Sigmund Freud
Ele foi capaz de identificar a mente inconsciente mais de um século antes de a ciência ter como comprovar sua existência
Não deve ter sido fácil ser neurocientista no fim do século 19. Freud bem que tentou, mas logo viu que não poderia obter resultados muito satisfatórios naquelas circunstâncias. O que não o impediu, contudo, de buscar verdades maiores sobre o maior dos mistérios: a mente humana.
A busca inicial pela rota científica mais concreta possível para compreender os estados mentais fazia sentido para ele. Embora se considerasse judeu, Freud jamais se viu atraído pela religião. Curiosamente, mais tarde, ele fundou uma linha de pensamento que beirava o dogmatismo.
Nascido na Áustria em 1856, de família humilde, ele sempre foi muito bem nos estudos. Aos 17 anos, foi para a Universidade de Viena, em princípio para estudar direito, mas acabou seduzido pelo curso de medicina. Passou a praticar psiquiatria por conta própria em 1886, depois de passar cinco anos na clínica do Hospital Geral vienense.

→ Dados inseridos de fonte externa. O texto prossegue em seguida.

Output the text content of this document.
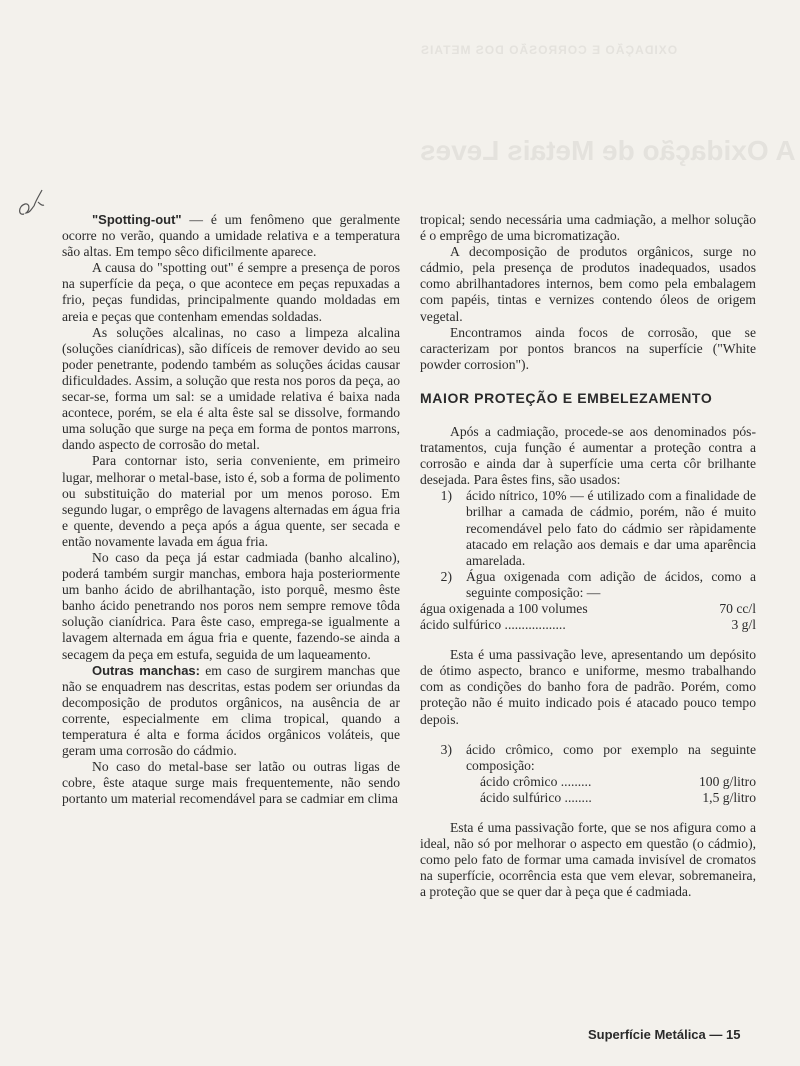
OXIDAÇÃO E CORROSÃO DOS METAIS
A Oxidação de Metais Leves

"Spotting-out" — é um fenômeno que geralmente ocorre no verão, quando a umidade relativa e a temperatura são altas. Em tempo sêco dificilmente aparece.

A causa do "spotting out" é sempre a presença de poros na superfície da peça, o que acontece em peças repuxadas a frio, peças fundidas, principalmente quando moldadas em areia e peças que contenham emendas soldadas.

As soluções alcalinas, no caso a limpeza alcalina (soluções cianídricas), são difíceis de remover devido ao seu poder penetrante, podendo também as soluções ácidas causar dificuldades. Assim, a solução que resta nos poros da peça, ao secar-se, forma um sal: se a umidade relativa é baixa nada acontece, porém, se ela é alta êste sal se dissolve, formando uma solução que surge na peça em forma de pontos marrons, dando aspecto de corrosão do metal.

Para contornar isto, seria conveniente, em primeiro lugar, melhorar o metal-base, isto é, sob a forma de polimento ou substituição do material por um menos poroso. Em segundo lugar, o emprêgo de lavagens alternadas em água fria e quente, devendo a peça após a água quente, ser secada e então novamente lavada em água fria.

No caso da peça já estar cadmiada (banho alcalino), poderá também surgir manchas, embora haja posteriormente um banho ácido de abrilhantação, isto porquê, mesmo êste banho ácido penetrando nos poros nem sempre remove tôda solução cianídrica. Para êste caso, emprega-se igualmente a lavagem alternada em água fria e quente, fazendo-se ainda a secagem da peça em estufa, seguida de um laqueamento.

Outras manchas: em caso de surgirem manchas que não se enquadrem nas descritas, estas podem ser oriundas da decomposição de produtos orgânicos, na ausência de ar corrente, especialmente em clima tropical, quando a temperatura é alta e forma ácidos orgânicos voláteis, que geram uma corrosão do cádmio.

No caso do metal-base ser latão ou outras ligas de cobre, êste ataque surge mais frequentemente, não sendo portanto um material recomendável para se cadmiar em clima

tropical; sendo necessária uma cadmiação, a melhor solução é o emprêgo de uma bicromatização.

A decomposição de produtos orgânicos, surge no cádmio, pela presença de produtos inadequados, usados como abrilhantadores internos, bem como pela embalagem com papéis, tintas e vernizes contendo óleos de origem vegetal.

Encontramos ainda focos de corrosão, que se caracterizam por pontos brancos na superfície ("White powder corrosion").

MAIOR PROTEÇÃO E EMBELEZAMENTO

Após a cadmiação, procede-se aos denominados pós-tratamentos, cuja função é aumentar a proteção contra a corrosão e ainda dar à superfície uma certa côr brilhante desejada. Para êstes fins, são usados:

1)	ácido nítrico, 10% — é utilizado com a finalidade de brilhar a camada de cádmio, porém, não é muito recomendável pelo fato do cádmio ser ràpidamente atacado em relação aos demais e dar uma aparência amarelada.
2)	Água oxigenada com adição de ácidos, como a seguinte composição: —
água oxigenada a 100 volumes	70 cc/l
ácido sulfúrico ..................	3 g/l

Esta é uma passivação leve, apresentando um depósito de ótimo aspecto, branco e uniforme, mesmo trabalhando com as condições do banho fora de padrão. Porém, como proteção não é muito indicado pois é atacado pouco tempo depois.

3)	ácido crômico, como por exemplo na seguinte composição:
ácido crômico .........	100 g/litro
ácido sulfúrico ........	1,5 g/litro

Esta é uma passivação forte, que se nos afigura como a ideal, não só por melhorar o aspecto em questão (o cádmio), como pelo fato de formar uma camada invisível de cromatos na superfície, ocorrência esta que vem elevar, sobremaneira, a proteção que se quer dar à peça que é cadmiada.

Superfície Metálica — 15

Seria em seu consultório, observando seus pacientes, que Freud desenvolveria o que ele chamou de psicanálise. Muitas ideias controversas – algumas refutadas, muitas em disputa – formam o arcabouço da teoria que ele formulou. Contudo, o fundamento mais básico foi um acerto fantástico: a compreensão da mente passava necessariamente pela existência do inconsciente.
SALTO CONCEITUAL
As primeiras defesas de Freud do inconsciente apareceram em 1896, quando ele discutiu um dos processos que ele julgava fundamentais na formação da personalidade: a repressão de memórias traumáticas. O conceito foi mais elaborado nos livros A Interpretação dos Sonhos (1899) e Piadas e Sua Relação Com o Inconsciente (1905).

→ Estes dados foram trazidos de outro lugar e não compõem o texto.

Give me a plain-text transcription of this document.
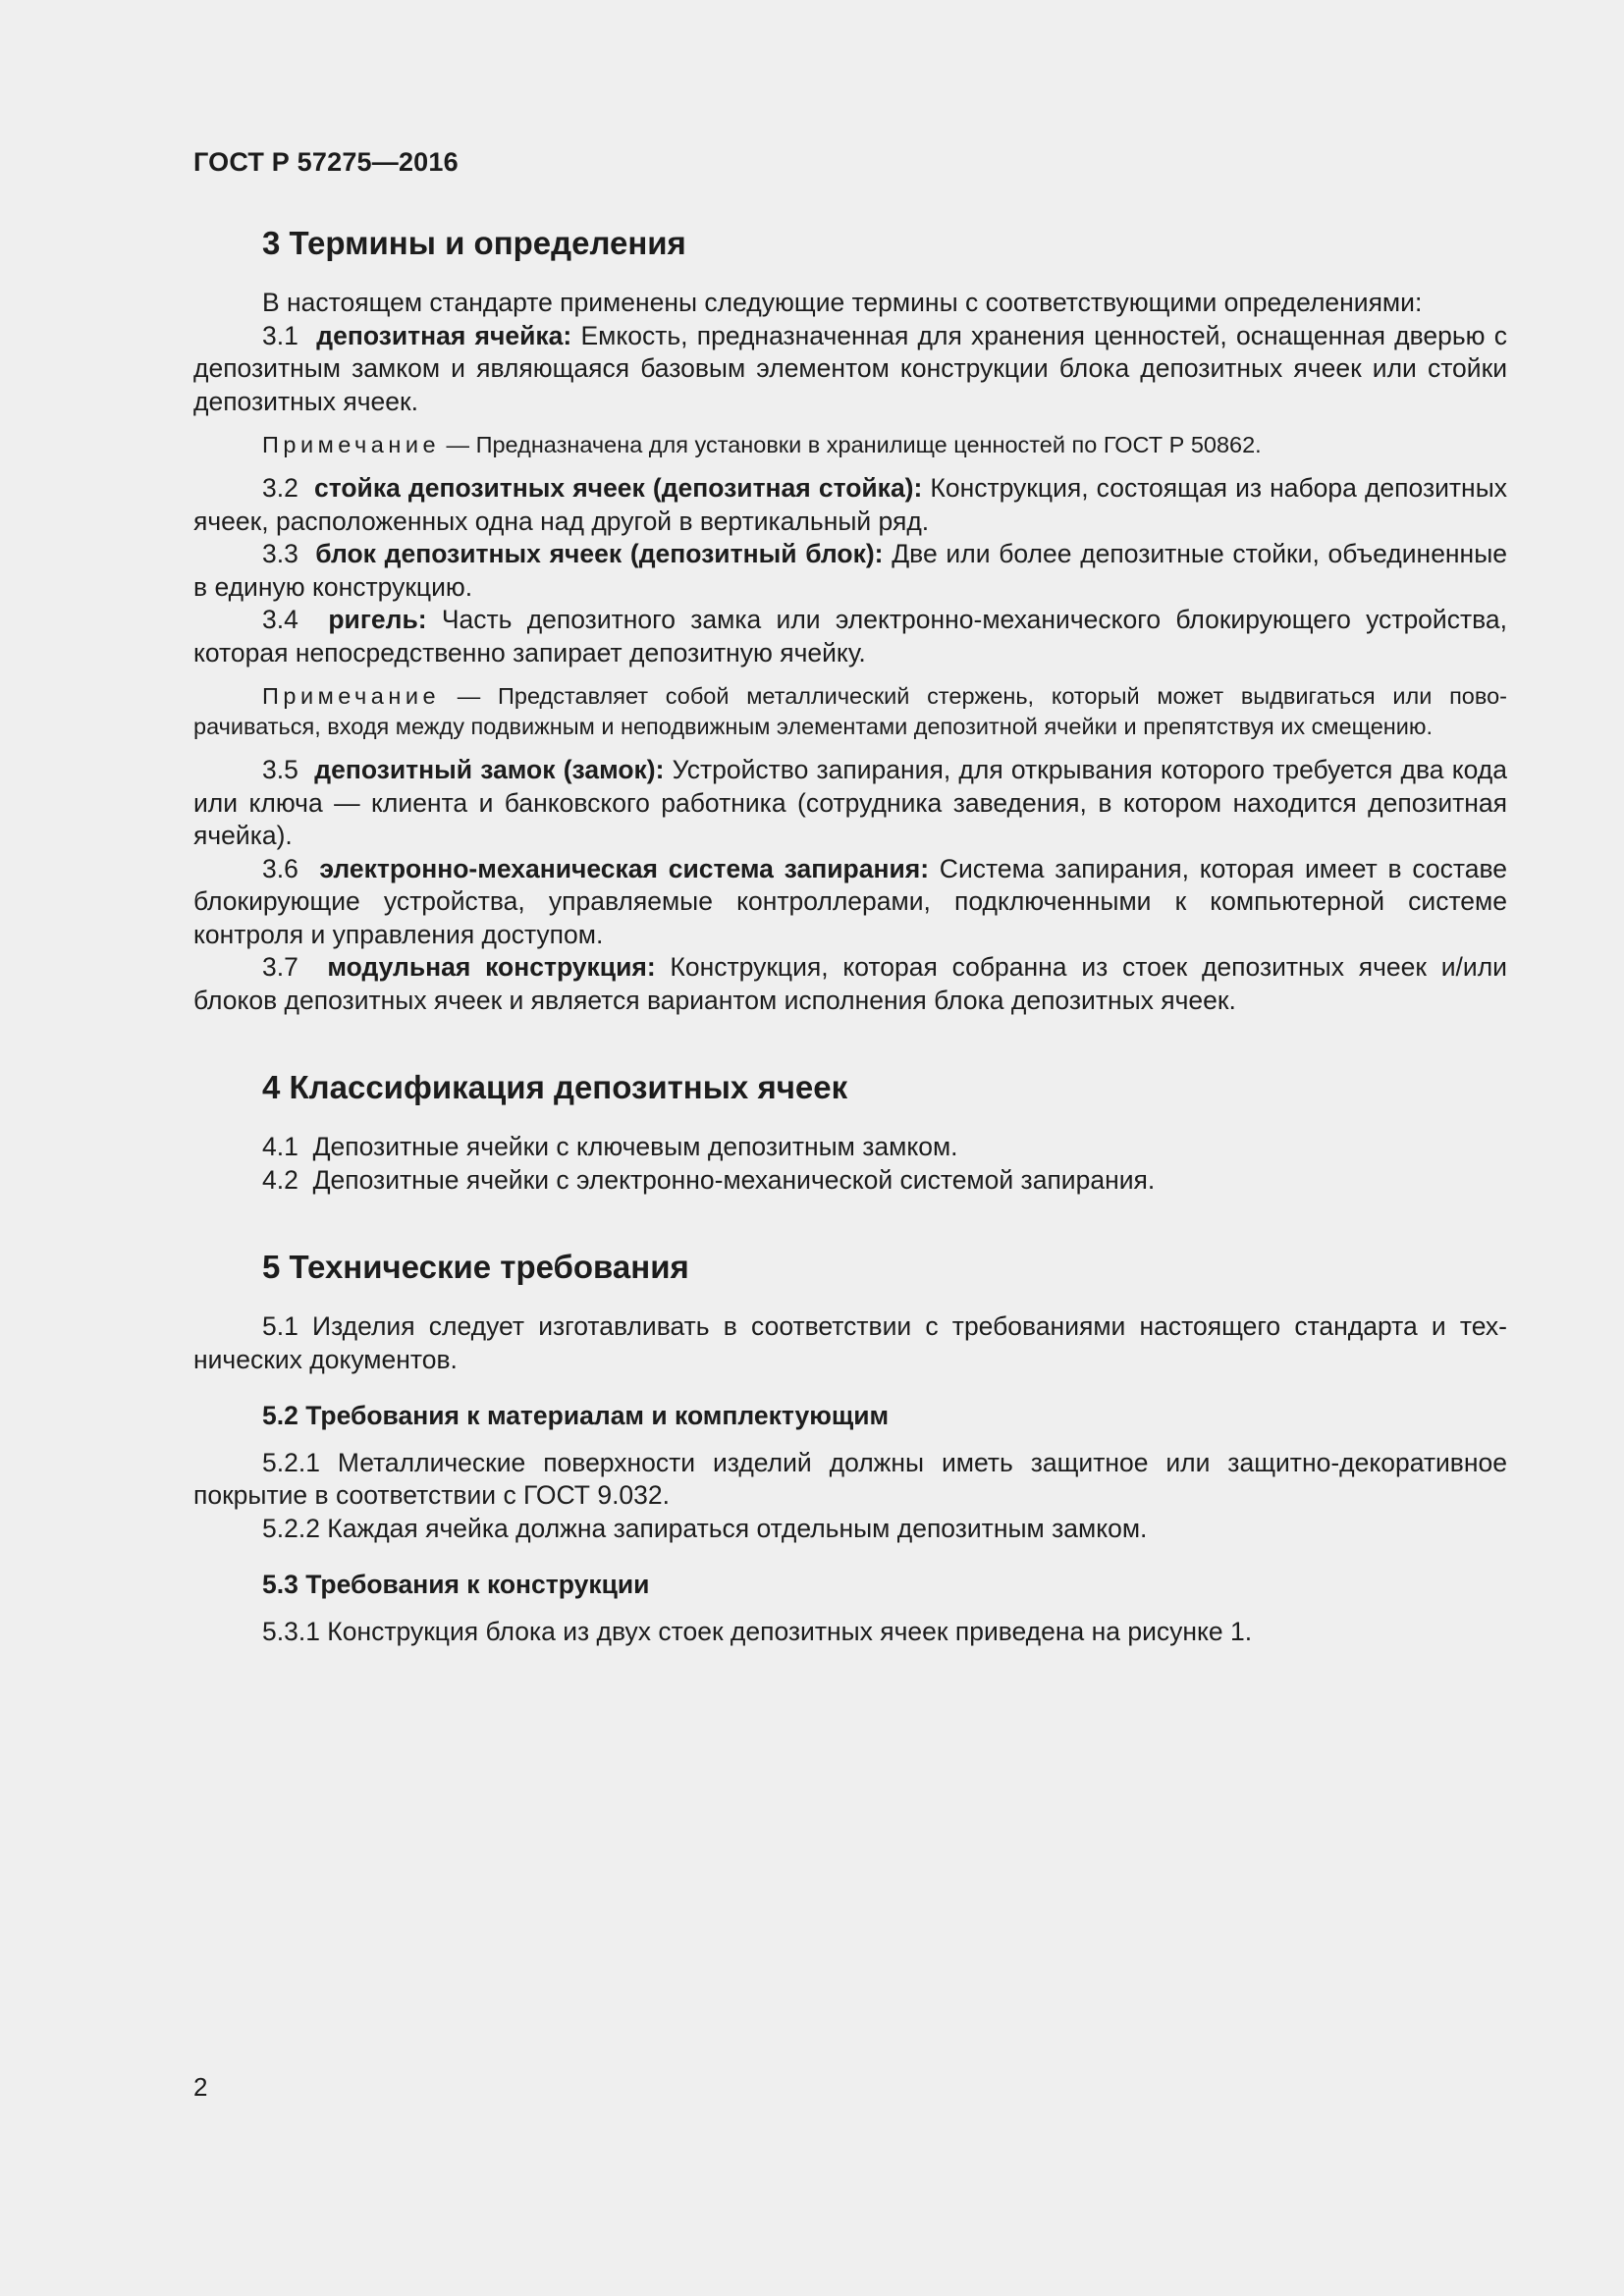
ГОСТ Р 57275—2016
3 Термины и определения

В настоящем стандарте применены следующие термины с соответствующими определениями:

3.1  депозитная ячейка: Емкость, предназначенная для хранения ценностей, оснащенная дверью с депозитным замком и являющаяся базовым элементом конструкции блока депозитных ячеек или стойки депозитных ячеек.

Примечание — Предназначена для установки в хранилище ценностей по ГОСТ Р 50862.

3.2  стойка депозитных ячеек (депозитная стойка): Конструкция, состоящая из набора депозитных ячеек, расположенных одна над другой в вертикальный ряд.

3.3  блок депозитных ячеек (депозитный блок): Две или более депозитные стойки, объединенные в единую конструкцию.

3.4  ригель: Часть депозитного замка или электронно-механического блокирующего устройства, которая непосредственно запирает депозитную ячейку.

Примечание — Представляет собой металлический стержень, который может выдвигаться или поворачиваться, входя между подвижным и неподвижным элементами депозитной ячейки и препятствуя их смещению.

3.5  депозитный замок (замок): Устройство запирания, для открывания которого требуется два кода или ключа — клиента и банковского работника (сотрудника заведения, в котором находится депозитная ячейка).

3.6  электронно-механическая система запирания: Система запирания, которая имеет в составе блокирующие устройства, управляемые контроллерами, подключенными к компьютерной системе контроля и управления доступом.

3.7  модульная конструкция: Конструкция, которая собранна из стоек депозитных ячеек и/или блоков депозитных ячеек и является вариантом исполнения блока депозитных ячеек.

4 Классификация депозитных ячеек

4.1  Депозитные ячейки с ключевым депозитным замком.

4.2  Депозитные ячейки с электронно-механической системой запирания.

5 Технические требования

5.1 Изделия следует изготавливать в соответствии с требованиями настоящего стандарта и технических документов.

5.2 Требования к материалам и комплектующим

5.2.1 Металлические поверхности изделий должны иметь защитное или защитно-декоративное покрытие в соответствии с ГОСТ 9.032.

5.2.2 Каждая ячейка должна запираться отдельным депозитным замком.

5.3 Требования к конструкции

5.3.1 Конструкция блока из двух стоек депозитных ячеек приведена на рисунке 1.

2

Hoje, finalmente a neurociência chegou ao ponto que Freud queria mais de um século atrás e alguns experimentos demonstraram conclusivamente a existência da mente inconsciente. Graças à capacidade de monitorar a atividade cerebral em tempo real, com aparelhos de ressonância magnética, pesquisadores conseguiram identificar o momento exato da tomada de decisões motoras e constataram que ele acontece no cérebro alguns instantes antes que o próprio voluntário tome ciência dela. Ou seja, há uma parte de nós que decide as coisas antes que nós conscientemente achemos que as decidimos.
Só o fato de Freud ter conseguido antecipar essa constatação em mais de 100 anos já é fantástico. Mas ele fez mais que isso: com suas ideias, ele obteve uma legião de seguidores (até hoje há quem trate como simples “negação” qualquer posição que divirja da ideologia freudiana) e encorajou como ninguém as discussões sobre os mecanismos internos da mente.

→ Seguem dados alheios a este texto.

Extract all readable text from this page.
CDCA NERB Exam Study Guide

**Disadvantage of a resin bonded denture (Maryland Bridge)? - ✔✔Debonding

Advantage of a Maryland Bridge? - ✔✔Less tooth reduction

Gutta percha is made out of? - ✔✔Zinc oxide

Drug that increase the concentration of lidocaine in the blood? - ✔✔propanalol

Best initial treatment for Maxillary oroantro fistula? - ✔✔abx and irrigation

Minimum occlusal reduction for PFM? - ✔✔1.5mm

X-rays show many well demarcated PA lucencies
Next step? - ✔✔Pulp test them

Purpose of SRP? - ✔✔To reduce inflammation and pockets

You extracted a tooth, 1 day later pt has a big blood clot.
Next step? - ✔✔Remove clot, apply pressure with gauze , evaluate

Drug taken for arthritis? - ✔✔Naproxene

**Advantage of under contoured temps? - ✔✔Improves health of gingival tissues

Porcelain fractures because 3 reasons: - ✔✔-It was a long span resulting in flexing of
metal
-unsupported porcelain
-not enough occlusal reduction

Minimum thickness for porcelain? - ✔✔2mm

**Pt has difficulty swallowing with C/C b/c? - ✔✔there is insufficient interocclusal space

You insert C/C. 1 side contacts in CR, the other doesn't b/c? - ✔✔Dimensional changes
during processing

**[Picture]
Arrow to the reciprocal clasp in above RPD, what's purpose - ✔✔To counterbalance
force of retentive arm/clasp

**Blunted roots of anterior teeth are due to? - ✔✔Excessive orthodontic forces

“Freud tinha a rara capacidade de dizer o melhor que podia ser dito no momento sobre um assunto e então seguir em frente sem olhar para trás”, diz Stanley Palombo, psiquiatra americano especialista em sonhos e processos criativos. “Ele nunca deixou as limitações da ciência ou da filosofia de seu próprio tempo o impedirem de gerar ideias novas que as ajudasse a compreender as coisas. Estamos todos cientes de que Freud cometeu erros, mas seus erros foram motivados inteligentemente.”
Alguns nem tanto, como o entusiasmo por uma substância que, segundo ele, tinha os mais diversos usos medicinais: a cocaína. Freud defendeu durante anos que ela podia servir como antidepressivo, analgésico e até mesmo tratar a dependência em morfina. Foi um usuário constante durante muitos anos e especula-se que muitas de suas ideias iniciais sobre psicanálise tenham sido desenvolvidas sob o efeito da droga.
Mas logo Freud se deu conta do engano e, antes mesmo da virada do século, parou de recomendá-la e usá-la. Apesar disso, outro vício o acabou levando à morte mais tarde – o tabaco. O famoso psicanalista, sempre entusiasmado com os charutos, foi vítima de um câncer de boca. Uma vez constatado que não haveria mais o que fazer, em setembro de 1939, seu médico e amigo Max Schur o ajudou a cometer eutanásia. Duas doses de morfina em dois dias. No terceiro, Freud estava morto. i
FUMO FÁLICO
Um dos pilares centrais da psicanálise era a importância dos símbolos com conotação sexual no funcionamento da mente. Mas, quando mencionaram seu insistente hábito de fumar, ele respondeu: “Às vezes um charuto é apenas um charuto”.